Лаптев скривился от боли, но возражать не стал. Когда же Денисов поднял его на ноги, чтобы вновь взять на спину, сквозь стиснутые зубы простонал:
— Вот и сосредоточил батальон…
Многие бойцы видели комбата во время первой и во время второй контратаки шедшим в их боевой цепи, видели, как спустя несколько минут он, взмахнув руками, упал как подкошенный. После этого батальон еще несколько раз поднимался для удара, но уже без него. Комбата не было видно и в то время, когда роты, потеряв всех своих офицеров, отходили к оврагу.
Здоровый широкоплечий радист, принеся Лаптева к его бойцам, осторожно опустился на колени.
Многие из солдат поспешили к капитану, чтобы поудобнее усадить его под стенку, а те, кто не смог подняться, повернулись в его сторону.
Сержант Богун из роты старшего лейтенанта Сироты, принявший на себя командование батальоном во время последней контратаки, нервно подергивая головой, доложил
— В строю сорок шесть бойцов и одна дивчина!

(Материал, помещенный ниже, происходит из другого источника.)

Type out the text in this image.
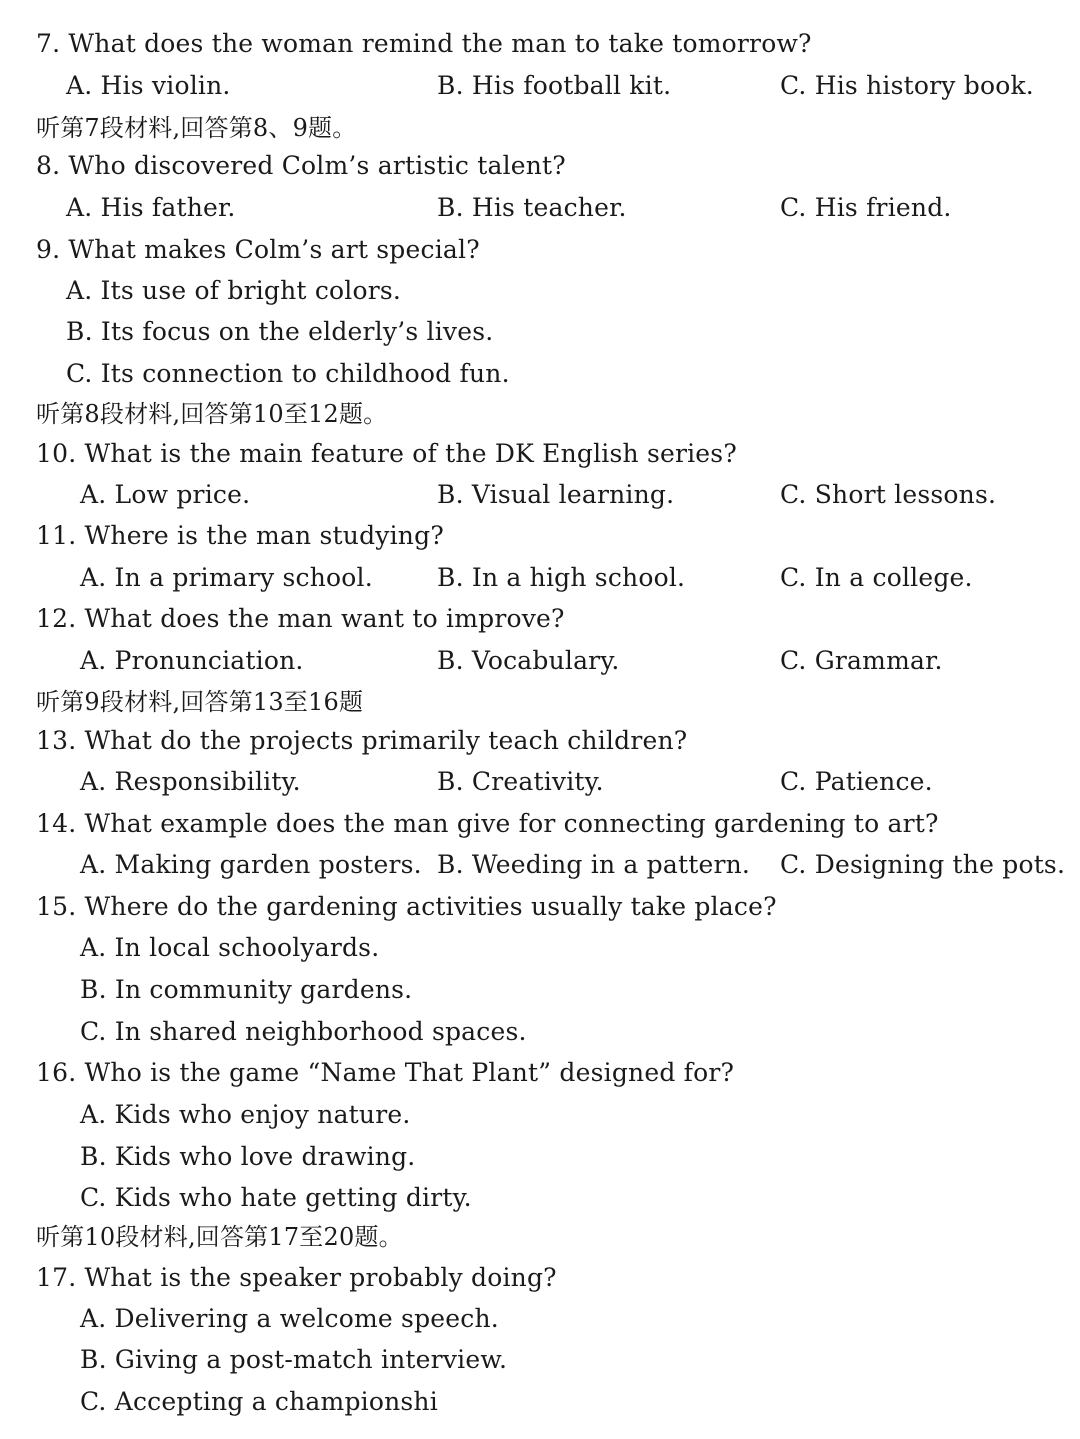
7. What does the woman remind the man to take tomorrow?
A. His violin.	B. His football kit.	C. His history book.
听第7段材料,回答第8、9题。
8. Who discovered Colm’s artistic talent?
A. His father.	B. His teacher.	C. His friend.
9. What makes Colm’s art special?
A. Its use of bright colors.
B. Its focus on the elderly’s lives.
C. Its connection to childhood fun.
听第8段材料,回答第10至12题。
10. What is the main feature of the DK English series?
A. Low price.	B. Visual learning.	C. Short lessons.
11. Where is the man studying?
A. In a primary school.	B. In a high school.	C. In a college.
12. What does the man want to improve?
A. Pronunciation.	B. Vocabulary.	C. Grammar.
听第9段材料,回答第13至16题
13. What do the projects primarily teach children?
A. Responsibility.	B. Creativity.	C. Patience.
14. What example does the man give for connecting gardening to art?
A. Making garden posters. B. Weeding in a pattern. C. Designing the pots.
15. Where do the gardening activities usually take place?
A. In local schoolyards.
B. In community gardens.
C. In shared neighborhood spaces.
16. Who is the game “Name That Plant” designed for?
A. Kids who enjoy nature.
B. Kids who love drawing.
C. Kids who hate getting dirty.
听第10段材料,回答第17至20题。
17. What is the speaker probably doing?
A. Delivering a welcome speech.
B. Giving a post-match interview.
C. Accepting a championshi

И не успел Богун закончить доклад, как с той стороны, где лежали тяжелораненые, послышалось:
— Там, наверху, остальные… Отвоевались.
Лаптев прислушался к незнакомому голосу. И когда те же слова повторились, а оторвавшаяся от земли тощая, узловатая рука взмахнула в ту сторону, где батальон вел последний бой, вспомнил старика, прибывшего в батальон вместе со своим внуком еще в обороне.

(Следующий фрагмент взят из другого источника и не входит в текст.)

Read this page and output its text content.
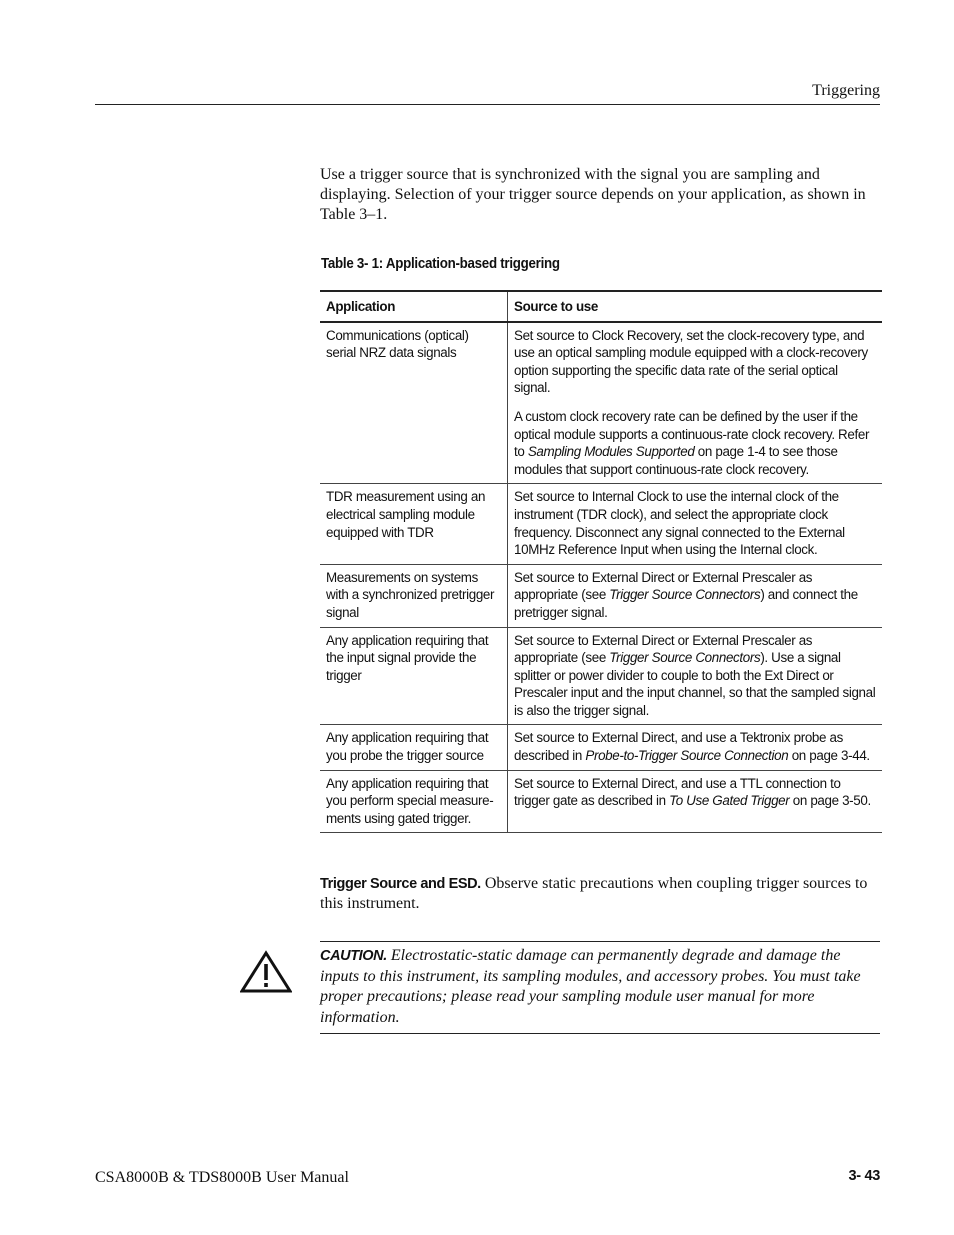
Triggering

Use a trigger source that is synchronized with the signal you are sampling and displaying. Selection of your trigger source depends on your application, as shown in Table 3–1.

Table 3- 1: Application-based triggering
Application	Source to use
Communications (optical) serial NRZ data signals	Set source to Clock Recovery, set the clock-recovery type, and use an optical sampling module equipped with a clock-recovery option supporting the specific data rate of the serial optical signal.

A custom clock recovery rate can be defined by the user if the optical module supports a continuous-rate clock recovery. Refer to Sampling Modules Supported on page 1-4 to see those modules that support continuous-rate clock recovery.

TDR measurement using an electrical sampling module equipped with TDR	Set source to Internal Clock to use the internal clock of the instrument (TDR clock), and select the appropriate clock frequency. Disconnect any signal connected to the External 10MHz Reference Input when using the Internal clock.
Measurements on systems with a synchronized pretrigger signal	Set source to External Direct or External Prescaler as appropriate (see Trigger Source Connectors) and connect the pretrigger signal.
Any application requiring that the input signal provide the trigger	Set source to External Direct or External Prescaler as appropriate (see Trigger Source Connectors). Use a signal splitter or power divider to couple to both the Ext Direct or Prescaler input and the input channel, so that the sampled signal is also the trigger signal.
Any application requiring that you probe the trigger source	Set source to External Direct, and use a Tektronix probe as described in Probe-to-Trigger Source Connection on page 3-44.
Any application requiring that you perform special measure-ments using gated trigger.	Set source to External Direct, and use a TTL connection to trigger gate as described in To Use Gated Trigger on page 3-50.

Trigger Source and ESD. Observe static precautions when coupling trigger sources to this instrument.

CAUTION. Electrostatic-static damage can permanently degrade and damage the inputs to this instrument, its sampling modules, and accessory probes. You must take proper precautions; please read your sampling module user manual for more information.

CSA8000B & TDS8000B User Manual	3- 43
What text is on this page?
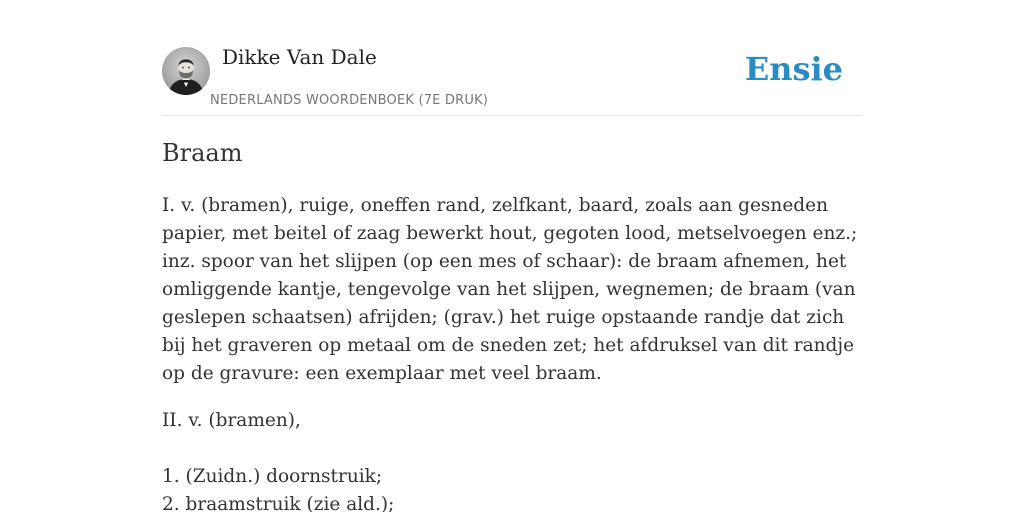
Dikke Van Dale
NEDERLANDS WOORDENBOEK (7E DRUK)
Ensie
Braam

I. v. (bramen), ruige, oneffen rand, zelfkant, baard, zoals aan gesneden papier, met beitel of zaag bewerkt hout, gegoten lood, metselvoegen enz.; inz. spoor van het slijpen (op een mes of schaar): de braam afnemen, het omliggende kantje, tengevolge van het slijpen, wegnemen; de braam (van geslepen schaatsen) afrijden; (grav.) het ruige opstaande randje dat zich bij het graveren op metaal om de sneden zet; het afdruksel van dit randje op de gravure: een exemplaar met veel braam.

II. v. (bramen),

1. (Zuidn.) doornstruik;
2. braamstruik (zie ald.);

— Там и мой Ванюшка… — вновь простонал старик. — Захоронить бы, командир… Всех бы предать землице, а то ведь ворон…
Лаптев почувствовал, как что-то горячее плеснуло в глаза, обожгло лоб.
Когда боль несколько притупилась, он, чуть приподнявшись, окинул взором лежавших бойцов, как бы прощаясь с ними. Одни, встретив взгляд командира, отвечали доверчивой улыбкой, другие, не мигая, смотрели холодно, тяжелым взглядом, как бы упрекая комбата в том, что здесь, на дне глубокого сырого оврага, истекали последние минуты их жизни.
* * *
Дождь перестал моросить. День начинал проясняться. В разрывы облаков время от времени проглядывало солнце. Над мокрыми солдатскими спинами поднимался парок. Лаптев лежал молча, боясь открыть глаза. Ему не хотелось думать ни о прошедшем бое, ни о потерях, ни даже о приближавшейся смерти, но где-то глубоко в сознании звучало: «Вот и все, что осталось от батальона… Сорок шесть бойцов и дивчина. Ни одного офицера. Все убиты или ранены». Тяжкие мысли проплывали, как набрякшие тучи. Что-то тяжелое навалилось на грудь, но комбат, преодолевая это состояние, все же нашел силы распорядиться:
— Веди, сержант… Веди всех к штабу полка и доложи… И я тоже с батальоном…
Он не успел сказать, что не хочет расставаться с батальоном. Голова закружилась, и он провалился в небытие.
Ушли солдаты, унося раненых. Ушли остатки батальона, а Лаптев, потеряв сознание, оставался там же, в овраге. Он очнулся после того, когда ощутил чье-то теплое дыхание и услышал обращенные к нему слова:
— Пейте, товарищ капитан, пейте…
Жадно глотая из фляги, Лаптев почувствовал, как к нему стали возвращаться силы.
— Где батальон? — спросил он у Денисова.
— Увели его, — ответил радист.
Когда солдаты вынесли Лаптева из оврага и поставили носилки, чтобы передохнуть, он повел глазами по избитым скатам высоты, по обглоданному кустарнику, находившемуся рядом с носилками, как бы стараясь проникнуть сознанием в глубину той земли, за которую отдали свои жизни бойцы его батальона, отвоевывая ее у врага, но мысли улетели вместе с грохотом все еще рвавшихся где-то за речкой снарядов. Носилки вновь закачались, комбат старался себе представить тот путь, по которому его несли солдаты. «Доложить бы…» — где-то глубоко пробудилась беспокойная мысль, но горло перехватило, для дыхания не хватало воздуха.